If going the carved-pumpkin route, you’ll need a design…either your own, or an internet search for “pumpkin stencil” turns up thousands of options, some free, some asking a small charge. Here’s a couple free ones I made that might get you started…
Both of these are designed with the “shallow carve” technique in mind, where one scoops away at the surface but doesn’t cut all the way through the pumpkin…they may work well enough for the latter, though you’d lose some smaller details like the dragon’s nostril or the werewolf’s slobber.
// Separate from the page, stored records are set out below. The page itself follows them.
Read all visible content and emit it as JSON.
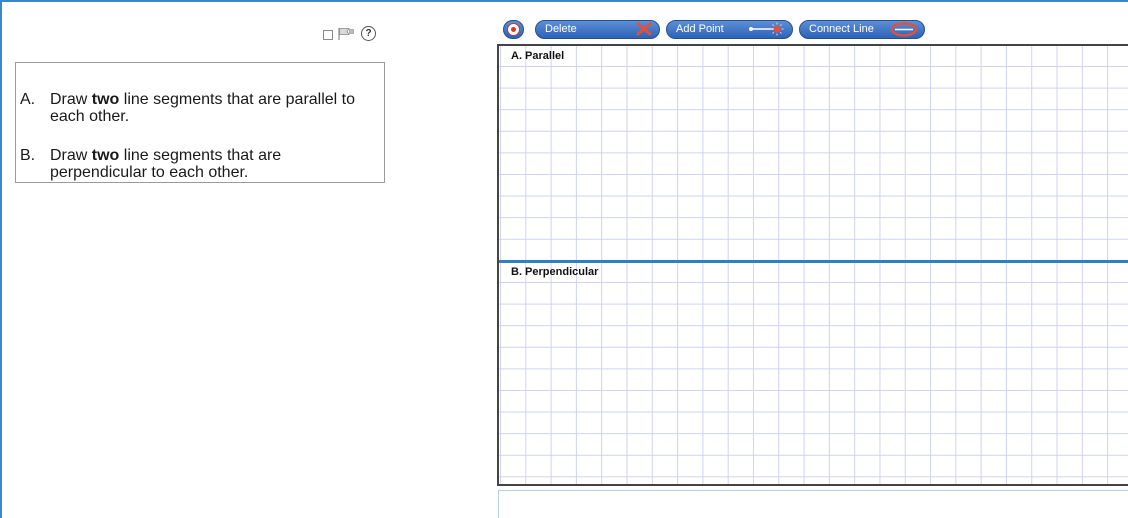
{
  "question": {
    "items": [
      {
        "letter": "A.",
        "before": "Draw ",
        "emphasis": "two",
        "after": " line segments that are parallel to each other."
      },
      {
        "letter": "B.",
        "before": "Draw ",
        "emphasis": "two",
        "after": " line segments that are perpendicular to each other."
      }
    ]
  },
  "question_tools": {
    "mark_icon": "checkbox-icon",
    "flag_icon": "flag-icon",
    "help_icon": "help-icon",
    "help_glyph": "?"
  },
  "toolbar": {
    "select_icon": "select-pointer-icon",
    "delete_label": "Delete",
    "delete_icon": "delete-x-icon",
    "add_point_label": "Add Point",
    "add_point_icon": "add-point-icon",
    "connect_line_label": "Connect Line",
    "connect_line_icon": "connect-line-icon"
  },
  "canvas": {
    "panels": [
      {
        "title": "A. Parallel"
      },
      {
        "title": "B. Perpendicular"
      }
    ]
  },
  "colors": {
    "accent": "#2f7fc1",
    "button": "#3a6fc4",
    "grid": "#cfd2f2",
    "delete_x": "#e0503a"
  }
}
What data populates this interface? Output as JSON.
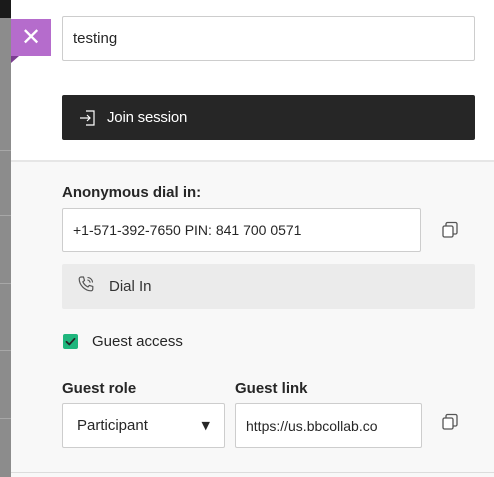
{
  "session": {
    "name_value": "testing",
    "join_label": "Join session"
  },
  "dial_in": {
    "label": "Anonymous dial in:",
    "number": "+1-571-392-7650 PIN: 841 700 0571",
    "button_label": "Dial In"
  },
  "guest": {
    "access_label": "Guest access",
    "access_checked": true,
    "role_label": "Guest role",
    "role_value": "Participant",
    "link_label": "Guest link",
    "link_value": "https://us.bbcollab.co"
  },
  "icons": {
    "close": "close-icon",
    "join": "enter-icon",
    "copy": "copy-icon",
    "phone": "phone-icon",
    "check": "checkmark-icon",
    "dropdown": "caret-down-icon"
  },
  "colors": {
    "accent": "#b56ccc",
    "join_button": "#262626",
    "checkbox": "#1fb67d",
    "dial_button": "#ebebeb"
  }
}
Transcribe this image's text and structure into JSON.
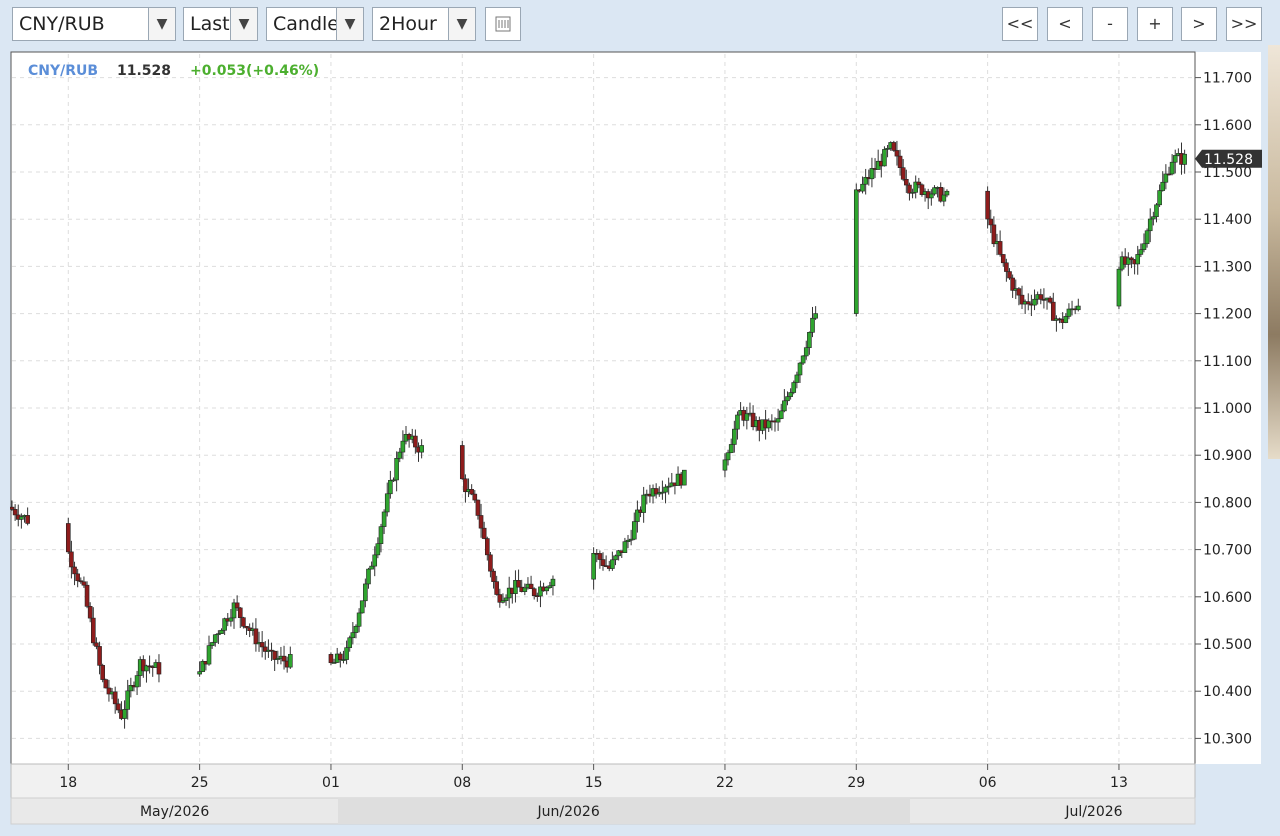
{
  "toolbar": {
    "symbol": "CNY/RUB",
    "price_type": "Last",
    "chart_style": "Candle",
    "interval": "2Hour",
    "dropdown_glyph": "▼",
    "indicator_icon": "chart-settings-icon",
    "nav": {
      "first": "<<",
      "prev": "<",
      "zoom_out": "-",
      "zoom_in": "+",
      "next": ">",
      "last": ">>"
    }
  },
  "header": {
    "symbol": "CNY/RUB",
    "price": "11.528",
    "change": "+0.053(+0.46%)"
  },
  "colors": {
    "up": "#2fa52f",
    "down": "#8e1c1c",
    "symbol_label": "#5b8ed8",
    "change_label": "#4caf2f",
    "grid": "#dddddd"
  },
  "chart_data": {
    "type": "candlestick",
    "title": "CNY/RUB",
    "interval": "2Hour",
    "last_price": 11.528,
    "change": 0.053,
    "change_pct": 0.46,
    "ylim": [
      10.25,
      11.75
    ],
    "y_ticks": [
      "10.300",
      "10.400",
      "10.500",
      "10.600",
      "10.700",
      "10.800",
      "10.900",
      "11.000",
      "11.100",
      "11.200",
      "11.300",
      "11.400",
      "11.500",
      "11.600",
      "11.700"
    ],
    "x_ticks": [
      "18",
      "25",
      "01",
      "08",
      "15",
      "22",
      "29",
      "06",
      "13"
    ],
    "months": [
      "May/2026",
      "Jun/2026",
      "Jul/2026"
    ],
    "grid": true,
    "daily_closes": [
      [
        "2026-05-15",
        10.79
      ],
      [
        "2026-05-18",
        10.71
      ],
      [
        "2026-05-19",
        10.61
      ],
      [
        "2026-05-20",
        10.42
      ],
      [
        "2026-05-21",
        10.35
      ],
      [
        "2026-05-22",
        10.46
      ],
      [
        "2026-05-25",
        10.42
      ],
      [
        "2026-05-26",
        10.52
      ],
      [
        "2026-05-27",
        10.58
      ],
      [
        "2026-05-28",
        10.52
      ],
      [
        "2026-05-29",
        10.47
      ],
      [
        "2026-06-01",
        10.45
      ],
      [
        "2026-06-02",
        10.48
      ],
      [
        "2026-06-03",
        10.62
      ],
      [
        "2026-06-04",
        10.78
      ],
      [
        "2026-06-05",
        10.94
      ],
      [
        "2026-06-08",
        10.86
      ],
      [
        "2026-06-09",
        10.78
      ],
      [
        "2026-06-10",
        10.6
      ],
      [
        "2026-06-11",
        10.62
      ],
      [
        "2026-06-12",
        10.61
      ],
      [
        "2026-06-15",
        10.7
      ],
      [
        "2026-06-16",
        10.66
      ],
      [
        "2026-06-17",
        10.72
      ],
      [
        "2026-06-18",
        10.82
      ],
      [
        "2026-06-19",
        10.84
      ],
      [
        "2026-06-22",
        10.88
      ],
      [
        "2026-06-23",
        10.99
      ],
      [
        "2026-06-24",
        10.96
      ],
      [
        "2026-06-25",
        10.97
      ],
      [
        "2026-06-26",
        11.08
      ],
      [
        "2026-06-29",
        11.44
      ],
      [
        "2026-06-30",
        11.5
      ],
      [
        "2026-07-01",
        11.55
      ],
      [
        "2026-07-02",
        11.47
      ],
      [
        "2026-07-03",
        11.46
      ],
      [
        "2026-07-06",
        11.42
      ],
      [
        "2026-07-07",
        11.3
      ],
      [
        "2026-07-08",
        11.22
      ],
      [
        "2026-07-09",
        11.24
      ],
      [
        "2026-07-10",
        11.18
      ],
      [
        "2026-07-13",
        11.31
      ],
      [
        "2026-07-14",
        11.3
      ],
      [
        "2026-07-15",
        11.42
      ],
      [
        "2026-07-16",
        11.528
      ]
    ]
  }
}
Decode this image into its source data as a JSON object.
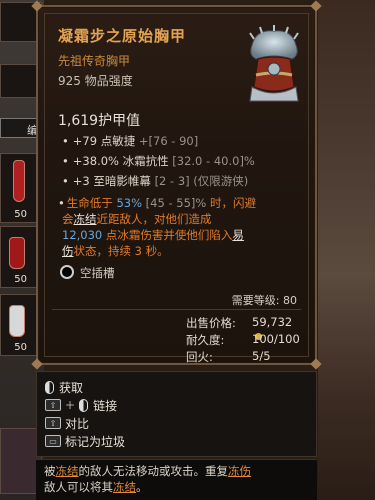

I tried out these foam craft pumpkins WHICH TURNED OUT TO BE A HORRIBLE IDEA. Fine for painting or for cut-through stencil designs, but nearly impossible to shallow carve! Real gourds are best for that.
PRO TIP: print out your design first and take it with you when selecting a pumpkin. This ensures the size and shape will work with the design…you might even find a gourd with one slightly flatter side for the art.
Various techniques can be used to transfer the flat art to the curved pumpkin…one could just “eyeball” it and redraw, or use a projector if available. Here I’ve scribbled on the back of the pattern with a soft pencil (6B), taped it down, then traced on the front with a ball-point pen to transfer some of the graphite to the pumpkin surface…this requires a bit of cleanup and re-interpreting bits of the art lost to creases.
I also learned that white pumpkins are a poor choice for shallow-carving. They look great at night with a light inside…but in daylight, the design just vanishes!
Adding some black paint salvaged the “day look” of the white pumpkin, making the design “pop.” I liked it so much, the orange pumpkin (which didn’t really need it) got the same treatment!